What is further interesting is that Congress is not missed in the slightest. No one is clamoring for a greater role for our elected representatives in dealing with these problems. I haven't heard anyone saying, "We really need to get Congress more involved in this. They'll know what to do."
The other day, I offered my view that Congress today is fundamentally a silly place stocked with silly people. This latest situation illustrates the principle. I don't know whether Paulson and Bernanke are doing the right thing (I tend to think not). But I know for certain that I'd rather that they be making these decisions than Congress.
Moreover, this problem has become systemic. A recent Wall Street Journal article noted that the current Congress has enacted less legislation than any Congress in recent history--and that includes its many symbolic pieces of legislation such as renaming Post Offices. The output of administrative agencies dwarfs that of Congress. The Senate's behavior on judicial nominations is preposterous.
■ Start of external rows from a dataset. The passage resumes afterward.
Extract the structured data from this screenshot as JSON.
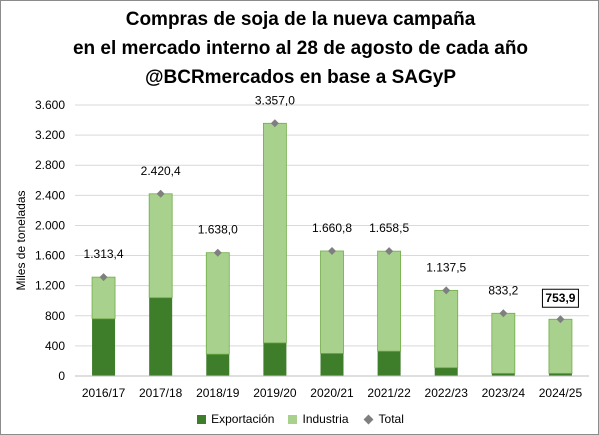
{
  "title": {
    "line1": "Compras de soja de la nueva campaña",
    "line2": "en el mercado interno al 28 de agosto de cada año",
    "line3": "@BCRmercados en base a SAGyP"
  },
  "colors": {
    "exportacion": "#3e7d2a",
    "industria": "#a9d18e",
    "total": "#7f7f7f",
    "gridline": "#d9d9d9",
    "bar_outline": "#70ad47"
  },
  "chart_data": {
    "type": "bar",
    "stacked": true,
    "categories": [
      "2016/17",
      "2017/18",
      "2018/19",
      "2019/20",
      "2020/21",
      "2021/22",
      "2022/23",
      "2023/24",
      "2024/25"
    ],
    "series": [
      {
        "name": "Exportación",
        "values": [
          760,
          1040,
          290,
          440,
          300,
          330,
          110,
          35,
          35
        ]
      },
      {
        "name": "Industria",
        "values": [
          553.4,
          1380.4,
          1348.0,
          2917.0,
          1360.8,
          1328.5,
          1027.5,
          798.2,
          718.9
        ]
      },
      {
        "name": "Total",
        "marker": "diamond",
        "values": [
          1313.4,
          2420.4,
          1638.0,
          3357.0,
          1660.8,
          1658.5,
          1137.5,
          833.2,
          753.9
        ]
      }
    ],
    "data_labels": [
      "1.313,4",
      "2.420,4",
      "1.638,0",
      "3.357,0",
      "1.660,8",
      "1.658,5",
      "1.137,5",
      "833,2",
      "753,9"
    ],
    "highlighted_label_index": 8,
    "ylabel": "Miles de toneladas",
    "xlabel": "",
    "ylim": [
      0,
      3600
    ],
    "yticks": [
      0,
      400,
      800,
      1200,
      1600,
      2000,
      2400,
      2800,
      3200,
      3600
    ],
    "ytick_labels": [
      "0",
      "400",
      "800",
      "1.200",
      "1.600",
      "2.000",
      "2.400",
      "2.800",
      "3.200",
      "3.600"
    ],
    "grid": true,
    "legend_position": "bottom"
  }
}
I sense a vicious cycle at work here. As Congress has become more dysfunctional and unable to address matters of public importance, the Executive Branch has stepped in to fill the gap. In turn, this allows Congress to behave in an even less-serious manner, which in turn necessitates further action by the Executive Branch. If the Executive waited for Congress to do anything, nothing would get done. So Congress essentially spends its time bloviating and posturing, while the unelected beavers in the bowels of the bureaucracy crank out federal regulations.
Put more generally, Congress's ridiculousness has increasingly caused it to forfeit its status a co-equal branch of government. 40 or 50 years ago it might have been plausible to imagine Congress addressing important public policy issues like entitlement reform or health care reform (I'm not saying they would have done it, but it seems like it was more plausible then). Serious people were in the Senate then--Taft, Johnson, etc. Today, however, the idea that serious solutions to pressing social problems might originate in Congress is hard to suggest with a straight face.
In the abstract, I am no fan of the administrative state and see the theoretical value of political accountability. But if I have to choose who I'd trust to deal with the big decisions, it is hard to make the case that Congress as it actually exists is who we want in charge. Over the past few years, the Executive and Courts have increasingly filled the gap that they perceive as existing because of Congress's incompetence. One would like to say that if the Executive or Judiciary won't step in Congress will step up. But that doesn't seem like a realistic scenario to me. It is a vicious cycle and it is hard to see how that cycle can be broken.
But I'm sure that there will be much ballyhooed Congressional hearings in a few months to "get to the bottom of this." Congress's last effort on this was Sarbanes-Oxley, and a lot of good that seemed to do (see Larry Ribstein).
As I said last week, John McCain has seemed to remain a serious person despite his service in the Senate, not because of it. And that it is not clear on Barack Obama. On Joe Biden it seems reasonably obvious that he long ago succumbed to Senator-itis. I think that this latest episode, and Congress's irrelevance in it, nicely illustrates my points.